PhraseMatcher and spaces

I’m trying to create a new entity (ex. Fruit) for NER.

I’m following the suggestions here but I’m having some issues annotating my text.

It seems to ignore text surrounded by ‘[’ and ‘]’.

matcher.add('FRUIT', None, 'Apple')
#[Apple](www.apple.com) is a company -- this sentence will not match

Is there something in the settings to fix this?

On doing some more testing, it looks like this occurs when there isn’t a space at the end of the match.

<p>Apple</p> #This will not match
<p>Apple </p> #This will match

I see that the option to disable this exists for Matcher - can it also be applied for PhraseMatcher?

Just like the Matcher, the PhraseMatcher also depends on the tokenization, since it operates on Doc objects (and not on raw text). This means that the phrase matcher still expects the phrase patterns to map to individual tokens and not just parts of tokens – but this is also why it’s so efficient and more efficient than just using regular expressions on raw text.

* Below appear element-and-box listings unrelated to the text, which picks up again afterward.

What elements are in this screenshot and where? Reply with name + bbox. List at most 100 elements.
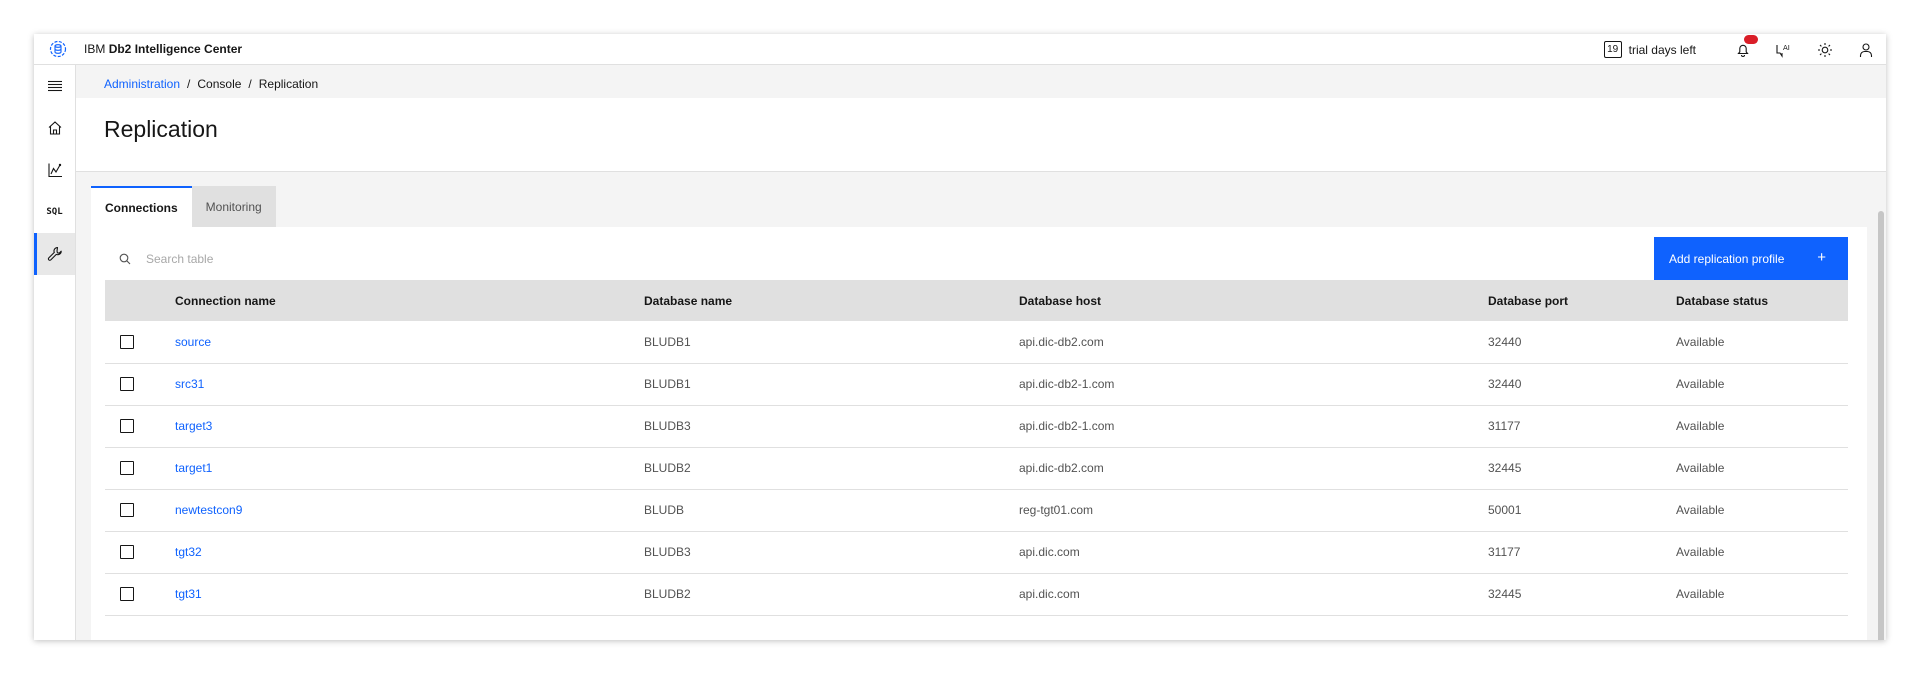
database-port-cell: 31177 <box>1488 545 1521 559</box>
database-port-cell: 50001 <box>1488 503 1522 517</box>
row-checkbox[interactable] <box>120 419 134 433</box>
breadcrumb-console: Console <box>197 77 242 91</box>
nav-home[interactable] <box>34 107 75 149</box>
search-input[interactable] <box>146 251 546 266</box>
nav-monitor[interactable] <box>34 149 75 191</box>
database-port-cell: 31177 <box>1488 419 1521 433</box>
nav-sql[interactable]: SQL <box>34 191 75 233</box>
header-database-port[interactable]: Database port <box>1488 280 1676 321</box>
database-name-cell: BLUDB3 <box>644 545 691 559</box>
breadcrumb: Administration / Console / Replication <box>104 77 318 91</box>
connection-link[interactable]: tgt32 <box>175 545 202 559</box>
add-button-label: Add replication profile <box>1669 251 1785 266</box>
connections-panel: Add replication profile + Connection nam… <box>91 227 1867 640</box>
brand-name: Db2 Intelligence Center <box>108 42 243 56</box>
header-database-host[interactable]: Database host <box>1019 280 1488 321</box>
database-port-cell: 32445 <box>1488 461 1522 475</box>
page-title: Replication <box>104 116 218 142</box>
breadcrumb-separator: / <box>187 77 191 91</box>
database-host-cell: reg-tgt01.com <box>1019 503 1094 517</box>
database-status-cell: Available <box>1676 461 1725 475</box>
top-header: IBM Db2 Intelligence Center 19 trial day… <box>34 34 1886 65</box>
header-database-status[interactable]: Database status <box>1676 280 1848 321</box>
main-content: Administration / Console / Replication Repli… <box>76 65 1886 640</box>
home-icon <box>48 121 61 135</box>
database-name-cell: BLUDB2 <box>644 587 691 601</box>
ai-assistant-icon: AI <box>1775 44 1790 58</box>
table-search <box>105 237 1405 280</box>
header-actions: 19 trial days left AI <box>1603 34 1886 65</box>
trial-label: trial days left <box>1628 42 1696 57</box>
tab-connections[interactable]: Connections <box>91 186 192 227</box>
database-status-cell: Available <box>1676 419 1725 433</box>
database-status-cell: Available <box>1676 334 1725 349</box>
sql-label: SQL <box>46 207 63 217</box>
database-host-cell: api.dic-db2.com <box>1019 334 1104 349</box>
notification-badge <box>1744 35 1758 44</box>
table-header-row: Connection name Database name Database h… <box>105 280 1848 321</box>
table-row: newtestcon9 BLUDB reg-tgt01.com 50001 Av… <box>105 489 1848 531</box>
row-checkbox[interactable] <box>120 587 134 601</box>
database-port-cell: 32440 <box>1488 377 1522 391</box>
plus-icon: + <box>1817 249 1826 266</box>
row-checkbox[interactable] <box>120 377 134 391</box>
connection-link[interactable]: newtestcon9 <box>175 503 242 517</box>
theme-toggle-button[interactable] <box>1804 34 1845 65</box>
database-status-cell: Available <box>1676 377 1725 391</box>
table-row: target1 BLUDB2 api.dic-db2.com 32445 Ava… <box>105 447 1848 489</box>
table-row: src31 BLUDB1 api.dic-db2-1.com 32440 Ava… <box>105 363 1848 405</box>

By default, spaCy’s tokenizer will split on whitespace characters and then apply additional prefix, suffix and infix rules. I assume that in your examples, “Apple” isn’t split into its own token, so the pattern won’t match. For example:

String Tokens Match
'Hello Apple' ['Hello', 'Apple'] → match for “Apple”
'<p>Apple</p>' ['<p>Apple</p>'] → no match for “Apple”
'<p> Apple' ['<p>', 'Apple'] → match for “Apple”

As a solution, you could either pre-process your raw text to strip out markup before processing it with spaCy, or customise spaCy’s tokenization rules to make sure HTML tags and Markdown formatting characters are always split off.